Install Great Expectations and dependencies#

If you haven’t already, install Great Expectations. This tutorial will be easiest if you install Great Expectations locally, but there are also guides on how to install Great Expectations in Spark EMR Cluster and others are being ported.

Create a Data Context#

In Great Expectations, your Data Context manages your project configuration, so let’s go and create a Data Context for our tutorial project!

When you installed Great Expectations, you also installed the Great Expectations command line interface (CLI). It provides helpful utilities for deploying and configuring Data Contexts, plus a few other convenience methods. Note that since we’re using the V3 (Batch Request) API in this tutorial, all CLI commands will use the --v3-api flag.

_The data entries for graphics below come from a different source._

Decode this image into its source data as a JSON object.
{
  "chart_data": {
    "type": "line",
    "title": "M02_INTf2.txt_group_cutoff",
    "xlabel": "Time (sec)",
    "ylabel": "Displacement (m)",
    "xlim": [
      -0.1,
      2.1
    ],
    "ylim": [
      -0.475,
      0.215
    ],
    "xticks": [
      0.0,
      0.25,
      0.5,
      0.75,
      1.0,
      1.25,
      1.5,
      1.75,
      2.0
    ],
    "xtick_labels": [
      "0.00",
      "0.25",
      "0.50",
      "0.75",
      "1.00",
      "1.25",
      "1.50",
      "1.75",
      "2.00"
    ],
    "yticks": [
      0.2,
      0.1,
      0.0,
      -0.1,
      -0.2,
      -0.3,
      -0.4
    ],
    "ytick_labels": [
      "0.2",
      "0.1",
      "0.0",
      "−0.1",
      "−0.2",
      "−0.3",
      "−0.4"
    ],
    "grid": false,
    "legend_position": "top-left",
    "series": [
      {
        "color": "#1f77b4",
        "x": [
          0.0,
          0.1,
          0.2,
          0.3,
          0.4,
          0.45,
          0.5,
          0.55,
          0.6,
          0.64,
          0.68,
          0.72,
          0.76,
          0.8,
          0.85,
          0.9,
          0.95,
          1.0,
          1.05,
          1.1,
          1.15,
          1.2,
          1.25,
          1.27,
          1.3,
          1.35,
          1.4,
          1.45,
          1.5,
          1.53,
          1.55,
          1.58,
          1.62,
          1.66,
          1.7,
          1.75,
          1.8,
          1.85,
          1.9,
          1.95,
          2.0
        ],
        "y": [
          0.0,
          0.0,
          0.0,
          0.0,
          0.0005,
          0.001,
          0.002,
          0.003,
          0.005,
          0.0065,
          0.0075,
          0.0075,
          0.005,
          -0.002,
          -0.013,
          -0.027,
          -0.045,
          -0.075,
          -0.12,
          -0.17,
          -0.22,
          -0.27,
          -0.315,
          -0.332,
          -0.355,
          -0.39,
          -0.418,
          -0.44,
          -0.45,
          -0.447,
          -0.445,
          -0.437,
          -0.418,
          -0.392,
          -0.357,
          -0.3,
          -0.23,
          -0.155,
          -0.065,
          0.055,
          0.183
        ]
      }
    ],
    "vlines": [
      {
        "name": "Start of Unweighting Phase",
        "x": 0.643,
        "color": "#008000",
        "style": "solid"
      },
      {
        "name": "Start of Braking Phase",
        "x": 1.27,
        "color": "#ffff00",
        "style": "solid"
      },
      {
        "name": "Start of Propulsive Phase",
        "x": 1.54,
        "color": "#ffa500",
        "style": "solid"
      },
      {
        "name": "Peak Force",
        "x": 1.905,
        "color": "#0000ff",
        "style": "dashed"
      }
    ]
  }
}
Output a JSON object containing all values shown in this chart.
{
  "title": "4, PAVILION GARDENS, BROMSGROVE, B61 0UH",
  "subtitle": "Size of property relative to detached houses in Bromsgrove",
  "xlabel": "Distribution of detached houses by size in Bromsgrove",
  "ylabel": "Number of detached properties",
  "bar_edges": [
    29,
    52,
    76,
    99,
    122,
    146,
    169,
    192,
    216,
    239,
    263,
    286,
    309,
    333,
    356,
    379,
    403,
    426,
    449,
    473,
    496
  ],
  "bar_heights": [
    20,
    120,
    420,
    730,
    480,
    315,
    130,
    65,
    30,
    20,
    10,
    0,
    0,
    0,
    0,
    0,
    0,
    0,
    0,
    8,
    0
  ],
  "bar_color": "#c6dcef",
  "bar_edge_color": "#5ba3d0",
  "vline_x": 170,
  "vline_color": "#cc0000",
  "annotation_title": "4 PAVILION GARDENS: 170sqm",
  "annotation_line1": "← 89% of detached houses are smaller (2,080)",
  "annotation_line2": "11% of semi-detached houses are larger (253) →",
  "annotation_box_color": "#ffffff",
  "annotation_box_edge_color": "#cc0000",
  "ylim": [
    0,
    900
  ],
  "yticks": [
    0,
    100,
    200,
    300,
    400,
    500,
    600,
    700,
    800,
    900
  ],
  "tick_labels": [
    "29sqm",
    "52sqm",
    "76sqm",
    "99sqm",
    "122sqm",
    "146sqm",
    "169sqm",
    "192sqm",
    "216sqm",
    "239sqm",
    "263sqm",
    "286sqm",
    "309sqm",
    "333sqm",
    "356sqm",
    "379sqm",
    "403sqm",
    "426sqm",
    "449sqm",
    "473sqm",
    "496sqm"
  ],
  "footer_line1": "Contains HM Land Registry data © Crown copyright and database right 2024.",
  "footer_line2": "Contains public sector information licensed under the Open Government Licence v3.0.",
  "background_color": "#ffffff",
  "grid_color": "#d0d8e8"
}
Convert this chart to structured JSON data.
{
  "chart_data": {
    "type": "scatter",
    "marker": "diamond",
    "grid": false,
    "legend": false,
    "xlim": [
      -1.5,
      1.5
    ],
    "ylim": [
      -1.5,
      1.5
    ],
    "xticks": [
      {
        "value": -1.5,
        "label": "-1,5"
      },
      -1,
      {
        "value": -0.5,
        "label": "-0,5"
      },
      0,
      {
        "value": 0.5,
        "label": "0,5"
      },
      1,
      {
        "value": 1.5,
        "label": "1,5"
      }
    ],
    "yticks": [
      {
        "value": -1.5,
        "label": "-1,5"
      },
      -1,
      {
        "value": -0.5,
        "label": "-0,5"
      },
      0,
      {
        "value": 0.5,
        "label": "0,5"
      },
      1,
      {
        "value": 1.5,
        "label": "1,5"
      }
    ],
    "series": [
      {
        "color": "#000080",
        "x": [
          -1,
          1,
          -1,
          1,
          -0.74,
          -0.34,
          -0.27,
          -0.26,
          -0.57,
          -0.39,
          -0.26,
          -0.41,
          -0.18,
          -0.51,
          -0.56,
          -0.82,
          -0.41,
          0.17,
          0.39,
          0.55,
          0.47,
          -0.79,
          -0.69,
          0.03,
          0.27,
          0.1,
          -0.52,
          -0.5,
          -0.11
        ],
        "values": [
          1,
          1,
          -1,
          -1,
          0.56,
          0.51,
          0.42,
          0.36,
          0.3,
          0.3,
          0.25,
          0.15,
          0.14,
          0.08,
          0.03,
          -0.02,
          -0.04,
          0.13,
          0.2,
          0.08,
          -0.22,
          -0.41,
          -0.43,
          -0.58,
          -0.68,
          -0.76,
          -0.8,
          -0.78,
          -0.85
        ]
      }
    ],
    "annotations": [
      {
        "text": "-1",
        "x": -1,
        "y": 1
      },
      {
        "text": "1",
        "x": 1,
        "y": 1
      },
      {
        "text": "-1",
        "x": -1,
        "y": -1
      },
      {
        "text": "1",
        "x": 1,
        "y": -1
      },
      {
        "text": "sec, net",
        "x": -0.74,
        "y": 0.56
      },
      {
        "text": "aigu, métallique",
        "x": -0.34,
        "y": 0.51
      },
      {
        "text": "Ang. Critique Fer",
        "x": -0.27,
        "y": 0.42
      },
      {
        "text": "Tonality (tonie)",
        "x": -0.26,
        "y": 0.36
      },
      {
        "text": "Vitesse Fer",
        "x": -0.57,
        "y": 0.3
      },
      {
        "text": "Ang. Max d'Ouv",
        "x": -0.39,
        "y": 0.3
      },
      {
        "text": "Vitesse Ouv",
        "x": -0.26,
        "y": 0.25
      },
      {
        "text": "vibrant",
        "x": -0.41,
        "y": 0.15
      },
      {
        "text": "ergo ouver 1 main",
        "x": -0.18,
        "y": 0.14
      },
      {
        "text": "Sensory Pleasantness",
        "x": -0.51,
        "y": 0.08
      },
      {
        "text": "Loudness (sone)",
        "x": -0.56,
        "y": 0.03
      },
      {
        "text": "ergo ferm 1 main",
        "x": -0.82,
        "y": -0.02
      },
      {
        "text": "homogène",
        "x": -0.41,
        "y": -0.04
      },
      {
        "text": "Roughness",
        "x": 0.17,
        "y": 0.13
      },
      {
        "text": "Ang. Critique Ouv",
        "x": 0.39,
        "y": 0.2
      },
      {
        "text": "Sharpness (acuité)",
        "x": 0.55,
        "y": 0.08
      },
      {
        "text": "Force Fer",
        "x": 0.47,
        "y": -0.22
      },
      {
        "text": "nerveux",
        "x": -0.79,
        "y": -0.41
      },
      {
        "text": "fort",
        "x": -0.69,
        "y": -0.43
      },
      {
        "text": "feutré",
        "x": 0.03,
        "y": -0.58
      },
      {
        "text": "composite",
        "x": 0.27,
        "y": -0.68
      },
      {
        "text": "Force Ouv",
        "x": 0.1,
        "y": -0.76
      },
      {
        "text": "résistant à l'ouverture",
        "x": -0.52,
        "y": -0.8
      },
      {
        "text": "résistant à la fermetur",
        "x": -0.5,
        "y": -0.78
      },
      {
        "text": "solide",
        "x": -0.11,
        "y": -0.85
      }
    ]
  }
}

To initialize your Great Expectations deployment for the project, run this command in the terminal from the ge_tutorials/ directory:

great_expectations --v3-api init

You should see this:

Using v3 (Batch Request) API
  ___              _     ___                  _        _   _ / __|_ _ ___ __ _| |_  | __|_ ___ __  ___ __| |_ __ _| |_(_)___ _ _  ___| (_ | '_/ -_) _` |  _| | _|\ \ / '_ \/ -_) _|  _/ _` |  _| / _ \ ' \(_-< \___|_| \___\__,_|\__| |___/_\_\ .__/\___\__|\__\__,_|\__|_\___/_||_/__/                                |_|             ~ Always know what to expect from your data ~
Let's configure a new Data Context.
First, Great Expectations will create a new directory:
    great_expectations    |-- great_expectations.yml    |-- expectations    |-- checkpoints    |-- notebooks    |-- plugins    |-- .gitignore    |-- uncommitted        |-- config_variables.yml        |-- documentation        |-- validations
OK to proceed? [Y/n]: <press Enter>

The great_expectations/ directory structure#

After running the init command, your great_expectations/ directory will contain all of the important components of a local Great Expectations deployment. This is what the directory structure looks like:

  • great_expectations.yml contains the main configuration of your deployment.
  • The expectations/ directory stores all your Expectations as JSON files. If you want to store them somewhere else, you can change that later.
  • The notebooks/ directory is for helper notebooks to interact with Great Expectations.
  • The plugins/ directory holds code for any custom plugins you develop as part of your deployment.
  • The uncommitted/ directory contains files that shouldn’t live in version control. It has a .gitignore configured to exclude all its contents from version control. The main contents of the directory are:
    • uncommitted/config_variables.yml, which holds sensitive information, such as database credentials and other secrets.
    • uncommitted/documentation, which contains Data Docs generated from Expectations, Validation Results, and other metadata.
    • uncommitted/validations, which holds Validation Results generated by Great Expectations.